Like many good ideas this one has been misunderstood and extended, so that an entailement has developed which says that 'management' is professionally agnostic and is a context free discipline in it's own right. It is not uncommon for instance to find non-IT professionals positioned as IT directors, with many subtle but disastrous consequences. One of the UK's major Departments of State made an accountant it's IT Director a little while ago, and proceeded to place him in charge of a multi-billion pound out-sourcing contract. While the accountant could count how many beans would be saved by making people redundant, he had absolutely no idea about how large IT projects work.
This discipline-free approach to management has reared it's head in the UK Police Service, where there is a current debate underway about whether or not a Chief Constable should come from the ranks of the police. One argument is that a police force is just like a commercial activity, with a large financial turnover and thousands of employees. The problem with this argument is that it is just plain wrong. A police force is not in it for money! It does not sell things, it is not in competition with other police forces (or should not be), the public at large are not clients and I doubt very much whether the criminal community see themselves as customers.
A good policeman knows his business: knows how to lead, inspire, manage and account for his team. I know a very senior Deputy Chief Constable who spends every Christmas Day visiting his officers while they are on duty - it is not written into his job spec. but I think I know why he does it, do you?
A senior police officer will have accumulated many years worth of hard earned wisdom and paid for it with emotional and experiential scar tissue. He or she will have developed instincts and a nose for solutions that can not be taught in a management class. But the reverse is not true. With appropriate coaching and mentoring, that same police officer could quickly get up to speed on the latest management thinking. Management is not rocket science – (but then, nor is rocket science).
The myth which has arisen is that management is important for it's own sake. Thus we have managers with a raft of management qualifications – who don't know the business. It is as though there is a movement to depersonalise and dehumanise business. This movement treats business just like a machine, in which people are the cogs. All management does is pull the right levers, press the appropriate buttons and read the latest reports.

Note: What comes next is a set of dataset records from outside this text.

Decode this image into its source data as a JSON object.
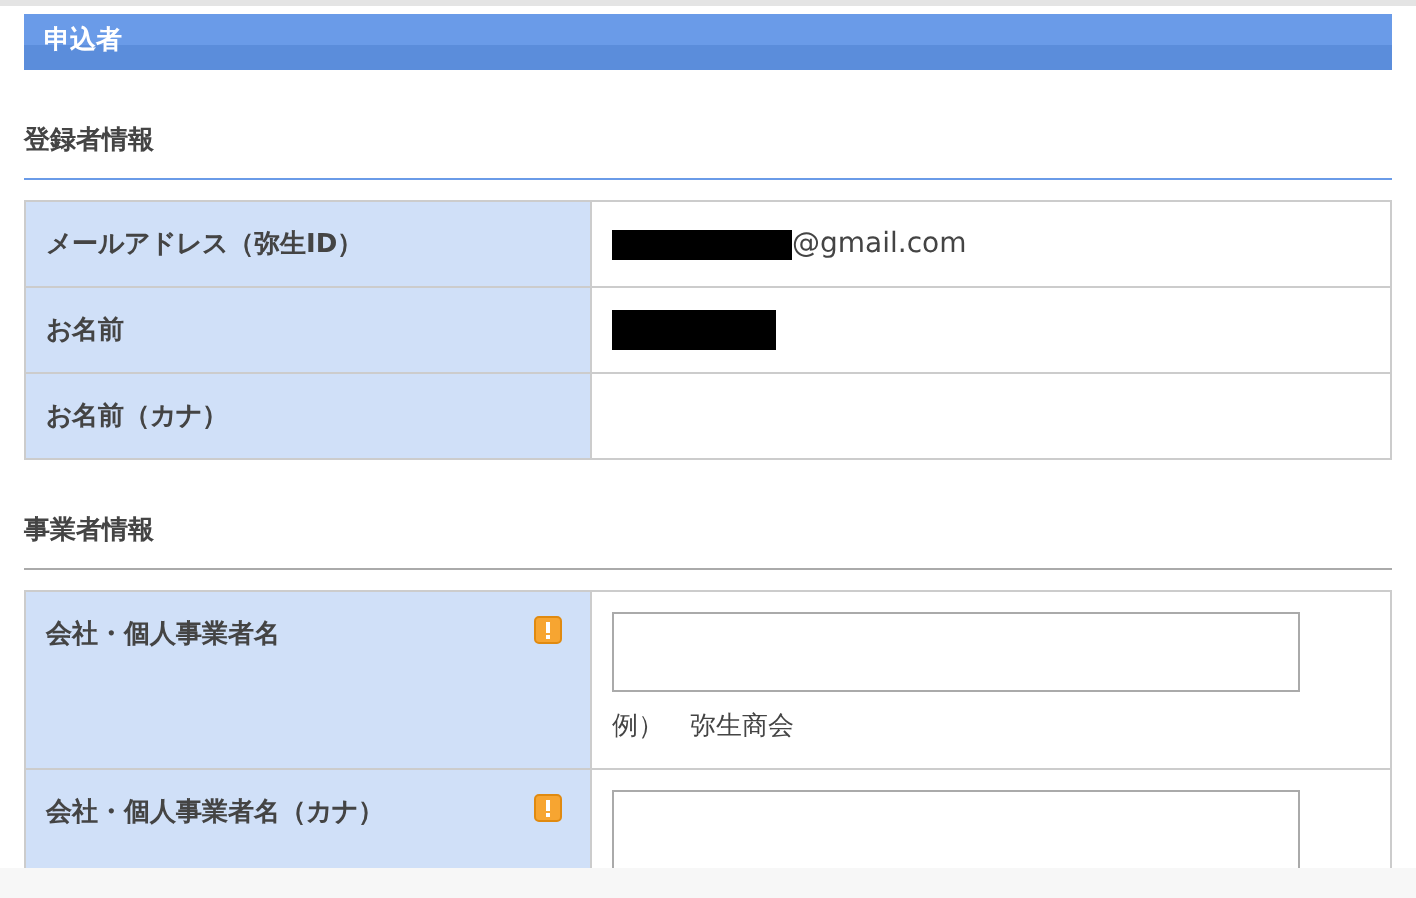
{
  "section_header": {
    "title": "申込者"
  },
  "sections": [
    {
      "title": "登録者情報",
      "color": "#6a9be8",
      "rows": [
        {
          "label": "メールアドレス（弥生ID）",
          "kind": "text",
          "redacted": true,
          "value": "@gmail.com"
        },
        {
          "label": "お名前",
          "kind": "text",
          "redacted": true
        },
        {
          "label": "お名前（カナ）",
          "kind": "text"
        }
      ]
    },
    {
      "title": "事業者情報",
      "color": "#aaaaaa",
      "rows": [
        {
          "label": "会社・個人事業者名",
          "kind": "input",
          "required": true,
          "example": "例）　弥生商会"
        },
        {
          "label": "会社・個人事業者名（カナ）",
          "kind": "input",
          "required": true
        }
      ]
    }
  ]
}
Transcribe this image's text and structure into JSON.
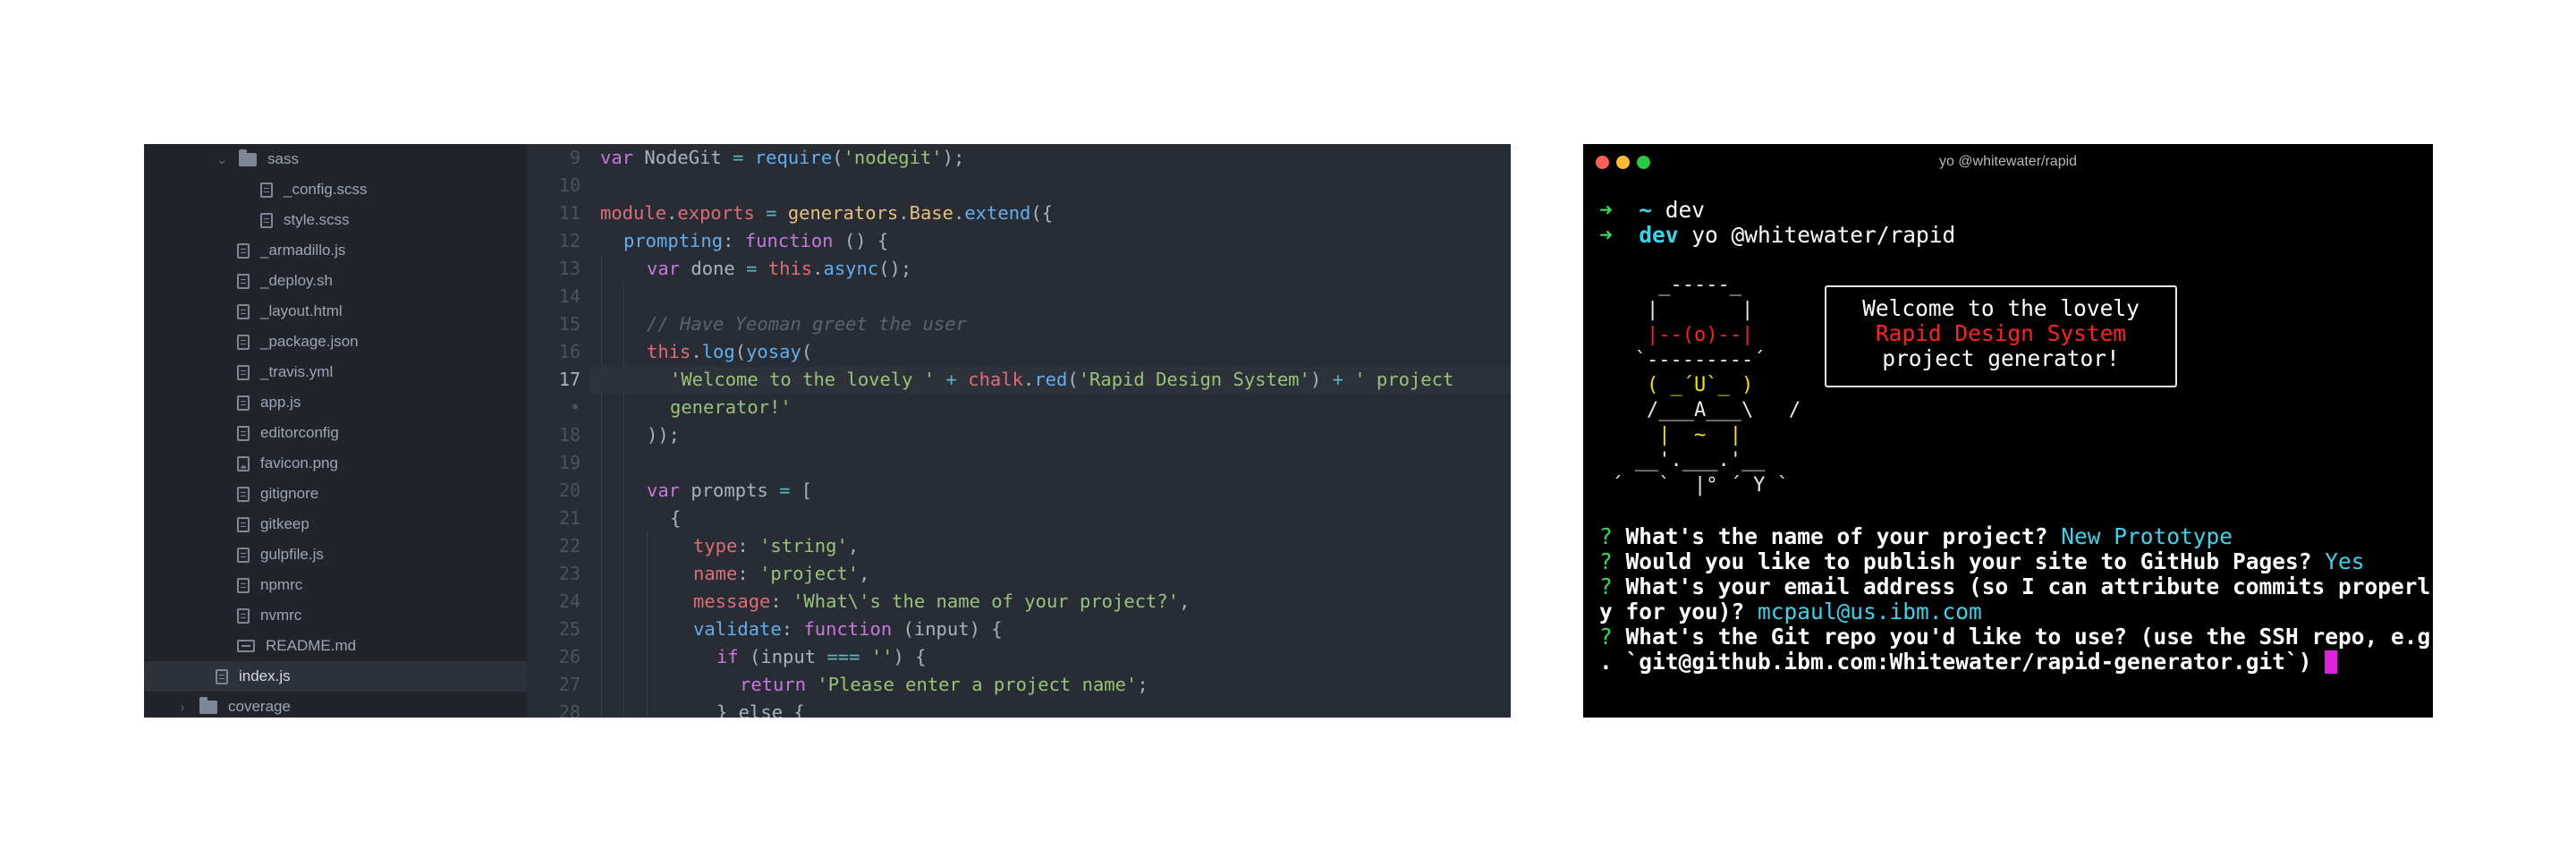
{
  "editor": {
    "tree": {
      "items": [
        {
          "label": "sass",
          "kind": "folder-open"
        },
        {
          "label": "_config.scss",
          "kind": "file"
        },
        {
          "label": "style.scss",
          "kind": "file"
        },
        {
          "label": "_armadillo.js",
          "kind": "file"
        },
        {
          "label": "_deploy.sh",
          "kind": "file"
        },
        {
          "label": "_layout.html",
          "kind": "file"
        },
        {
          "label": "_package.json",
          "kind": "file"
        },
        {
          "label": "_travis.yml",
          "kind": "file"
        },
        {
          "label": "app.js",
          "kind": "file"
        },
        {
          "label": "editorconfig",
          "kind": "file"
        },
        {
          "label": "favicon.png",
          "kind": "image"
        },
        {
          "label": "gitignore",
          "kind": "file"
        },
        {
          "label": "gitkeep",
          "kind": "file"
        },
        {
          "label": "gulpfile.js",
          "kind": "file"
        },
        {
          "label": "npmrc",
          "kind": "file"
        },
        {
          "label": "nvmrc",
          "kind": "file"
        },
        {
          "label": "README.md",
          "kind": "markdown"
        },
        {
          "label": "index.js",
          "kind": "file",
          "selected": true
        },
        {
          "label": "coverage",
          "kind": "folder-closed"
        }
      ]
    },
    "line_numbers": [
      "9",
      "10",
      "11",
      "12",
      "13",
      "14",
      "15",
      "16",
      "17",
      "•",
      "18",
      "19",
      "20",
      "21",
      "22",
      "23",
      "24",
      "25",
      "26",
      "27",
      "28"
    ],
    "active_line": "17",
    "code": {
      "l9": {
        "a": "var",
        "b": " NodeGit ",
        "c": "=",
        "d": " ",
        "e": "require",
        "f": "(",
        "g": "'nodegit'",
        "h": ");"
      },
      "l11": {
        "a": "module",
        "b": ".",
        "c": "exports",
        "d": " = ",
        "e": "generators",
        "f": ".",
        "g": "Base",
        "h": ".",
        "i": "extend",
        "j": "({"
      },
      "l12": {
        "a": "prompting",
        "b": ": ",
        "c": "function",
        "d": " () {"
      },
      "l13": {
        "a": "var",
        "b": " done ",
        "c": "=",
        "d": " ",
        "e": "this",
        "f": ".",
        "g": "async",
        "h": "();"
      },
      "l15": {
        "a": "// Have Yeoman greet the user"
      },
      "l16": {
        "a": "this",
        "b": ".",
        "c": "log",
        "d": "(",
        "e": "yosay",
        "f": "("
      },
      "l17": {
        "a": "'Welcome to the lovely '",
        "b": " + ",
        "c": "chalk",
        "d": ".",
        "e": "red",
        "f": "(",
        "g": "'Rapid Design System'",
        "h": ") ",
        "i": "+",
        "j": " ",
        "k": "' project"
      },
      "l17b": {
        "a": "generator!'"
      },
      "l18": {
        "a": "));"
      },
      "l20": {
        "a": "var",
        "b": " prompts ",
        "c": "=",
        "d": " ["
      },
      "l21": {
        "a": "{"
      },
      "l22": {
        "a": "type",
        "b": ": ",
        "c": "'string'",
        "d": ","
      },
      "l23": {
        "a": "name",
        "b": ": ",
        "c": "'project'",
        "d": ","
      },
      "l24": {
        "a": "message",
        "b": ": ",
        "c": "'What\\'s the name of your project?'",
        "d": ","
      },
      "l25": {
        "a": "validate",
        "b": ": ",
        "c": "function",
        "d": " (input) {"
      },
      "l26": {
        "a": "if",
        "b": " (input ",
        "c": "===",
        "d": " ",
        "e": "''",
        "f": ") {"
      },
      "l27": {
        "a": "return",
        "b": " ",
        "c": "'Please enter a project name'",
        "d": ";"
      },
      "l28": {
        "a": "} else {"
      }
    }
  },
  "terminal": {
    "title": "yo @whitewater/rapid",
    "traffic_colors": [
      "#fe5f57",
      "#febc2e",
      "#28c840"
    ],
    "history": [
      {
        "arrow": "➜",
        "path": "~",
        "cmd": " dev"
      },
      {
        "arrow": "➜",
        "path": "dev",
        "cmd": " yo @whitewater/rapid"
      }
    ],
    "art": [
      "     _-----_",
      "    |       |",
      "    |--(o)--|",
      "   `---------´",
      "    ( _´U`_ )",
      "    /___A___\\   /",
      "     |  ~  |",
      "   __'.___.'__",
      " ´   `  |° ´ Y `"
    ],
    "welcome": {
      "line1": "Welcome to the lovely",
      "line2": "Rapid Design System",
      "line3": "project generator!"
    },
    "prompts": [
      {
        "q": "?",
        "text": " What's the name of your project? ",
        "answer": "New Prototype"
      },
      {
        "q": "?",
        "text": " Would you like to publish your site to GitHub Pages? ",
        "answer": "Yes"
      },
      {
        "q": "?",
        "text": " What's your email address (so I can attribute commits properl",
        "answer": ""
      },
      {
        "q": "",
        "text": "y for you)? ",
        "answer": "mcpaul@us.ibm.com"
      },
      {
        "q": "?",
        "text": " What's the Git repo you'd like to use? (use the SSH repo, e.g",
        "answer": ""
      },
      {
        "q": "",
        "text": ". `git@github.ibm.com:Whitewater/rapid-generator.git`) ",
        "answer": ""
      }
    ],
    "colors": {
      "prompt_arrow": "#2fdc5a",
      "answer": "#39d5ec",
      "cursor": "#e020e0"
    }
  }
}
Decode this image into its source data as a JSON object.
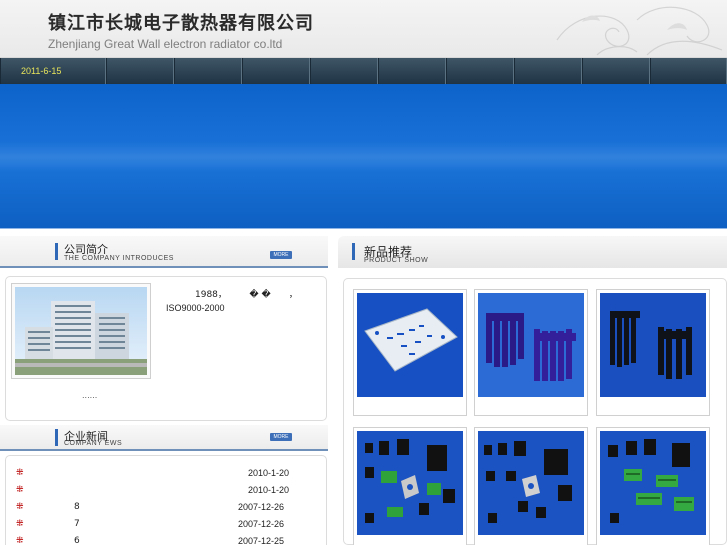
{
  "header": {
    "title_cn": "镇江市长城电子散热器有限公司",
    "title_en": "Zhenjiang Great Wall electron radiator co.ltd"
  },
  "nav": {
    "date": "2011-6-15",
    "items": [
      "",
      "",
      "",
      "",
      "",
      "",
      "",
      "",
      ""
    ]
  },
  "about": {
    "title": "公司简介",
    "subtitle": "THE COMPANY INTRODUCES",
    "more": "MORE",
    "line1": "1988，　　　� �　　，",
    "line2": "ISO9000-2000",
    "ellipsis": "......"
  },
  "news": {
    "title": "企业新闻",
    "subtitle": "COMPANY EWS",
    "more": "MORE",
    "bullet": "⁜",
    "rows": [
      {
        "title": "",
        "date": "2010-1-20"
      },
      {
        "title": "",
        "date": "2010-1-20"
      },
      {
        "title": "8",
        "date": "2007-12-26"
      },
      {
        "title": "7",
        "date": "2007-12-26"
      },
      {
        "title": "6",
        "date": "2007-12-25"
      }
    ]
  },
  "products": {
    "title": "新品推荐",
    "subtitle": "PRODUCT SHOW",
    "items": [
      {
        "icon": "aluminum-plate",
        "caption": ""
      },
      {
        "icon": "purple-heatsink",
        "caption": ""
      },
      {
        "icon": "black-heatsink",
        "caption": ""
      },
      {
        "icon": "heatsink-set-1",
        "caption": ""
      },
      {
        "icon": "heatsink-set-2",
        "caption": ""
      },
      {
        "icon": "green-heatsink-set",
        "caption": ""
      }
    ]
  },
  "colors": {
    "banner": "#1a70d5",
    "nav": "#2e4555",
    "accent": "#2f68b6",
    "date": "#e7e35a"
  }
}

This makes management more remote from the people doing the actual work: they are no longer living, breathing human beings with families, cares, mortgages and weaknesses. They are now parts of the machine that can be made redundant in pursuit of cost savings. The more remote they are, the easier it is to run the business 'efficiently'.
The problem is that this de-personalised view of business misses the point. Real business is a dynamic, vibrant, deal-making product of human social interactions. Business processes, equipment and ICT systems are only costs until some human being adds value through usage. It is people who are innovative and creative, not the systems. The trouble is that people are also imperfect, error prone and ultimately uncontrollable. They will never work like machines (thank goodness).
Good managers treat machines clinically and humans humanely. Bad managers do not know the difference.